Applying Henri Bergson’s theory of duration to spatial theory. This project serves as a parody of such infrastructure that is prominent not only in Camden. But the rest of the United States.
In Henri Bergson’s “Time and Free Will”, he states:
“We picture to our minds a psychic force imprisoned in the soul, the wind in the cave of Aeolus... Our will is supposed to watch over this force and from time to time to open a passage for it, regulating the outflow by the effect which it is desired to produce.”
The temporal experience of space is not predictable by ways of approximation or presumption, as the existence (or illusion) of free will means when we interface with architecture, our realities will differ based on the incalculable numbers of previous experiences that would affect our output of this reality.
By reducing every building to its basest function, the infrastructures of suburban America created standardized architectural machines to replace the experiences of space. The result was the loss of perceived duration in most of the buildings that residents interface with everyday.

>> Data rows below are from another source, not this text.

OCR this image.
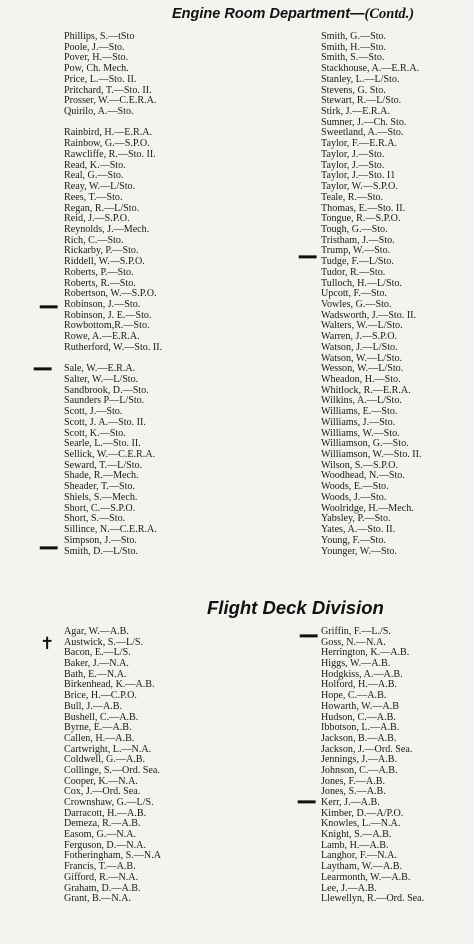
Engine Room Department—(Contd.)
Phillips, S.—tSto
Poole, J.—Sto.
Pover, H.—Sto.
Pow, Ch. Mech.
Price, L.—Sto. II.
Pritchard, T.—Sto. II.
Prosser, W.—C.E.R.A.
Quirilo, A.—Sto.
Rainbird, H.—E.R.A.
Rainbow, G.—S.P.O.
Rawcliffe, R.—Sto. II.
Read, K.—Sto.
Real, G.—Sto.
Reay, W.—L/Sto.
Rees, T.—Sto.
Regan, R.—L/Sto.
Reid, J.—S.P.O.
Reynolds, J.—Mech.
Rich, C.—Sto.
Rickarby, P.—Sto.
Riddell, W.—S.P.O.
Roberts, P.—Sto.
Roberts, R.—Sto.
Robertson, W.—S.P.O.
Robinson, J.—Sto.
Robinson, J. E.—Sto.
Rowbottom,R.—Sto.
Rowe, A.—E.R.A.
Rutherford, W.—Sto. II.
Sale, W.—E.R.A.
Salter, W.—L/Sto.
Sandbrook, D.—Sto.
Saunders P—L/Sto.
Scott, J.—Sto.
Scott, J. A.—Sto. II.
Scott, K.—Sto.
Searle, L.—Sto. II.
Sellick, W.—C.E.R.A.
Seward, T.—L/Sto.
Shade, R.—Mech.
Sheader, T.—Sto.
Shiels, S.—Mech.
Short, C.—S.P.O.
Short, S.—Sto.
Sillince, N.—C.E.R.A.
Simpson, J.—Sto.
Smith, D.—L/Sto.
Smith, G.—Sto.
Smith, H.—Sto.
Smith, S.—Sto.
Stackhouse, A.—E.R.A.
Stanley, L.—L/Sto.
Stevens, G. Sto.
Stewart, R.—L/Sto.
Stirk, J.—E.R.A.
Sumner, J.—Ch. Sto.
Sweetland, A.—Sto.
Taylor, F.—E.R.A.
Taylor, J.—Sto.
Taylor, J.—Sto.
Taylor, J.—Sto. I1
Taylor, W.—S.P.O.
Teale, R.—Sto.
Thomas, E.—Sto. II.
Tongue, R.—S.P.O.
Tough, G.—Sto.
Tristham, J.—Sto.
Trump, W.—Sto.
Tudge, F.—L/Sto.
Tudor, R.—Sto.
Tulloch, H.—L/Sto.
Upcott, F.—Sto.
Vowles, G.—Sto.
Wadsworth, J.—Sto. II.
Walters, W.—L/Sto.
Warren, J.—S.P.O.
Watson, J.—L/Sto.
Watson, W.—L/Sto.
Wesson, W.—L/Sto.
Wheadon, H.—Sto.
Whitlock, R.—E.R.A.
Wilkins, A.—L/Sto.
Williams, E.—Sto.
Williams, J.—Sto.
Williams, W.—Sto.
Williamson, G.—Sto.
Williamson, W.—Sto. II.
Wilson, S.—S.P.O.
Woodhead, N.—Sto.
Woods, E.—Sto.
Woods, J.—Sto.
Woolridge, H.—Mech.
Yabsley, P.—Sto.
Yates, A.—Sto. II.
Young, F.—Sto.
Younger, W.—Sto.
Flight Deck Division
Agar, W.—A.B.
Austwick, S.—L/S.
Bacon, E.—L/S.
Baker, J.—N.A.
Bath, E.—N.A.
Birkenhead, K.—A.B.
Brice, H.—C.P.O.
Bull, J.—A.B.
Bushell, C.—A.B.
Byrne, E.—A.B.
Callen, H.—A.B.
Cartwright, L.—N.A.
Coldwell, G.—A.B.
Collinge, S.—Ord. Sea.
Cooper, K.—N.A.
Cox, J.—Ord. Sea.
Crownshaw, G.—L/S.
Darracott, H.—A.B.
Demeza, R.—A.B.
Easom, G.—N.A.
Ferguson, D.—N.A.
Fotheringham, S.—N.A
Francis, T.—A.B.
Gifford, R.—N.A.
Graham, D.—A.B.
Grant, B.—N.A.
Griffin, F.—L./S.
Goss, N.—N.A.
Herrington, K.—A.B.
Higgs, W.—A.B.
Hodgkiss, A.—A.B.
Holford, H.—A.B.
Hope, C.—A.B.
Howarth, W.—A.B
Hudson, C.—A.B.
Ibbotson, L.—A.B.
Jackson, B.—A.B.
Jackson, J.—Ord. Sea.
Jennings, J.—A.B.
Johnson, C.—A.B.
Jones, F.—A.B.
Jones, S.—A.B.
Kerr, J.—A.B.
Kimber, D.—A/P.O.
Knowles, L.—N.A.
Knight, S.—A.B.
Lamb, H.—A.B.
Langhor, F.—N.A.
Laytham, W.—A.B.
Learmonth, W.—A.B.
Lee, J.—A.B.
Llewellyn, R.—Ord. Sea.
━
━
━
━
━
━
✝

As such, the presence of architecture cannot be presumed based only on its preconceived function. Rather, urban design that stays in our memories are those that interface with our innate desires for socializing - they converge those that lives amongst them to common points of utility, they provide multipurpose facilities, and they incorporate the greater spaces to facilitate the blossoming of communities.

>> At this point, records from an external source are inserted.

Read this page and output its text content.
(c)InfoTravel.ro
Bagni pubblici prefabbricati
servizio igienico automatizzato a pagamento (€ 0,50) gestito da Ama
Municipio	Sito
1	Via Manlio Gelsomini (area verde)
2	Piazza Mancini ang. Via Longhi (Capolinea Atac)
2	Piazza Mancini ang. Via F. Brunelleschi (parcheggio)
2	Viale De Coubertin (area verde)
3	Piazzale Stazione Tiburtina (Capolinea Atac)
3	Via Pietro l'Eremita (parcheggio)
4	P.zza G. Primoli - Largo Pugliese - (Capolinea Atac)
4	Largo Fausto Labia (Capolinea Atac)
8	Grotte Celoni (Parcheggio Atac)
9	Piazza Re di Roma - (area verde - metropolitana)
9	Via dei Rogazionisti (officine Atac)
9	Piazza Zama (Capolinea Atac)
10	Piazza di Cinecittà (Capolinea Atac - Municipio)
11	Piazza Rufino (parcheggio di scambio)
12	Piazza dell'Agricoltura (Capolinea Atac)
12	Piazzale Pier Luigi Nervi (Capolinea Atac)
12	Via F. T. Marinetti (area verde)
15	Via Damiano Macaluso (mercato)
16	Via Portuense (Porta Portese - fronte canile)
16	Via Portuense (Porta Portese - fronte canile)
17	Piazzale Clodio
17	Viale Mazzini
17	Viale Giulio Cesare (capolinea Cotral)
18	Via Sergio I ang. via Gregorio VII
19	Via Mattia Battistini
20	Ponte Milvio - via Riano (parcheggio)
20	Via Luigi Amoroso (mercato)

What defines many areas and buildings in Camden, Arkansas is their singular and definite purpose. This design approach simplifies the identification of point A to Z for every citizen’s daily needs and routines, promoting greater efficiency. However, this scattered singular use of buildings and areas necessitates car travel, where residents must drive from point A to point B to complete tasks, reflecting a common pattern in American suburban planning.
This planning strategy maximizes efficiency in the utilitarian and laissez-faire capitalistic society of the United States. As a result, it creates highly individualized spaces. Once tasks are completed, individuals often have no reason to linger, making it challenging to foster a sense of community in these areas. The absence of social spaces and the routine nature of traveling from point A to B contribute to highly repetitive cycles in the daily routines of Camden’s residents. This, in turn, affects their temporal experience, creating a looping sense of time, and a feeling of being trapped in the cycle.